Jackson owns the barbershop Social Club Grooming Company and created "Shop Talk" in 2013. It is a program in which local and national celebrities share their success stories while getting a haircut.

"Sebastian has had Grammy Award-winning artists, Jay-Z's DJ has been on "Shop Talk" and a number of other individuals."

Griffie says Jackson had been in talks with Uninterrupted employee Cree Nix for two years about expanding "Shop Talk." LeBraon and Uninterrupted launched the first episode of its web show "The Shop" in December of 2016. Griffie and Jackson demanded they pull the plug on it.

"It was our understanding they had not produced any more episodes of "The Shop" since our cease and desist letter," Griffie said. 

But Uninterrupted ran another episode during last season's NBA Finals and just a few weeks ago, this happened - LeBron and Uninterrupted accused University of Alabama football coach Nick Saban of copyright infringement by creating its version "Shop Talk."

"I respect him as a coach but I'll be damned if I allow someone to use our platform and try to do the same thing we're doing," LeBron said. 

LeBron says that was his idea.

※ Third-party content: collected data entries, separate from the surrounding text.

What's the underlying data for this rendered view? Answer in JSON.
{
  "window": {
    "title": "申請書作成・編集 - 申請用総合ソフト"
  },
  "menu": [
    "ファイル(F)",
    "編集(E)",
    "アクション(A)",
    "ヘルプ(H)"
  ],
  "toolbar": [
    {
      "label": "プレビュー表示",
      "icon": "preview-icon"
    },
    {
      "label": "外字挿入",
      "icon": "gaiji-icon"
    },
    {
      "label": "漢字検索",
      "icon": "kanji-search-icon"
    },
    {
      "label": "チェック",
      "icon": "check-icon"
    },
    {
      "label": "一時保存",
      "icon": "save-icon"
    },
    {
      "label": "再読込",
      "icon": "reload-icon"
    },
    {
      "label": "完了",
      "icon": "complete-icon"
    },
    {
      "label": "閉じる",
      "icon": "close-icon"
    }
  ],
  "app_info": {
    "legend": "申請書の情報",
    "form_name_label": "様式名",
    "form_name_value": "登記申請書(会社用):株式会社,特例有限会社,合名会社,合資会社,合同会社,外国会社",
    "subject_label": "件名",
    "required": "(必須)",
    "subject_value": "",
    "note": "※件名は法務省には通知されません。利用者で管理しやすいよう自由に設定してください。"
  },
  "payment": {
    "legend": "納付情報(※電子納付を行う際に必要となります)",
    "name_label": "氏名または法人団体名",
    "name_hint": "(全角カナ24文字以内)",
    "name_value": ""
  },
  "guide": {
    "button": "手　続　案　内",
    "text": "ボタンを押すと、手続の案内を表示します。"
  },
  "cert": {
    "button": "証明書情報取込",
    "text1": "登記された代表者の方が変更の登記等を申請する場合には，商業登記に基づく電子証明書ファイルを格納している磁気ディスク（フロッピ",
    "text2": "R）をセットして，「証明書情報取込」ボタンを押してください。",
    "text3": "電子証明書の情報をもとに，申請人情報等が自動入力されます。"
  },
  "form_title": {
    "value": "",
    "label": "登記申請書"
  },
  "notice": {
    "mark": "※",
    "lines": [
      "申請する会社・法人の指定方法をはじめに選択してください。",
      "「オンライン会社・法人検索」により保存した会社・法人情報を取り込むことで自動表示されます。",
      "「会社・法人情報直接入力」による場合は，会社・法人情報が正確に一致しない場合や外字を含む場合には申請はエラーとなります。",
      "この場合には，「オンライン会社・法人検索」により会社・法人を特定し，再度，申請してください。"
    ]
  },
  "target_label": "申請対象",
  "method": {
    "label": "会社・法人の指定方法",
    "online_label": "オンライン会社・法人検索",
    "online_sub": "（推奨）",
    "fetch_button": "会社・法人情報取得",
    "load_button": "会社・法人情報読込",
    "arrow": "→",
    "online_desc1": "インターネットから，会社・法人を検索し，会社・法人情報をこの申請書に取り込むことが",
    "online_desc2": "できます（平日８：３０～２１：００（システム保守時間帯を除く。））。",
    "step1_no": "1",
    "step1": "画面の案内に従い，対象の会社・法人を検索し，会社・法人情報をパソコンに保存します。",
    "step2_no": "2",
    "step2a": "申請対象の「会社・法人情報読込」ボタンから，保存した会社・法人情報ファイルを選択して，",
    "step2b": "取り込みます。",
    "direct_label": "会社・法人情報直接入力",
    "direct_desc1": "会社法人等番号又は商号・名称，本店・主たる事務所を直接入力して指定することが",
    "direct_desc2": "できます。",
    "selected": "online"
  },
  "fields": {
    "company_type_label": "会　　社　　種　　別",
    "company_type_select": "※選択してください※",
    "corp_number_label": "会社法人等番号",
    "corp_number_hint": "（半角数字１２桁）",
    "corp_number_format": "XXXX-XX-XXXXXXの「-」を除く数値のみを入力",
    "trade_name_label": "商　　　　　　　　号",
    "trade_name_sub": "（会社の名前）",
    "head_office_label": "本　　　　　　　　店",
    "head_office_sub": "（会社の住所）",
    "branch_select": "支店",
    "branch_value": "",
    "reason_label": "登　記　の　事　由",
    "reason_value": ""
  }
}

Griffie says that's odd.

"When we sent over the cease and desist letter to Uninterrupted, their main argument was 'Our concept is called "The Shop"; yours is "Shop Talk" - and because of that there's a difference and there's no likelihood of confusion,'" Griffie said. "But in April, he actually argued the opposite. To Nick Saban he said, 'You have "Shop Talk", we have "The Shop" and it does create a likelihood of confusion.'"

Griffie says at that point he and Jackson had no choice but to sue and take LeBron to court.

FOX 2 reached out to Uninterrupted and its lawyer for a statement but has gotten no response from either. As of now there's no hearing date set on this matter.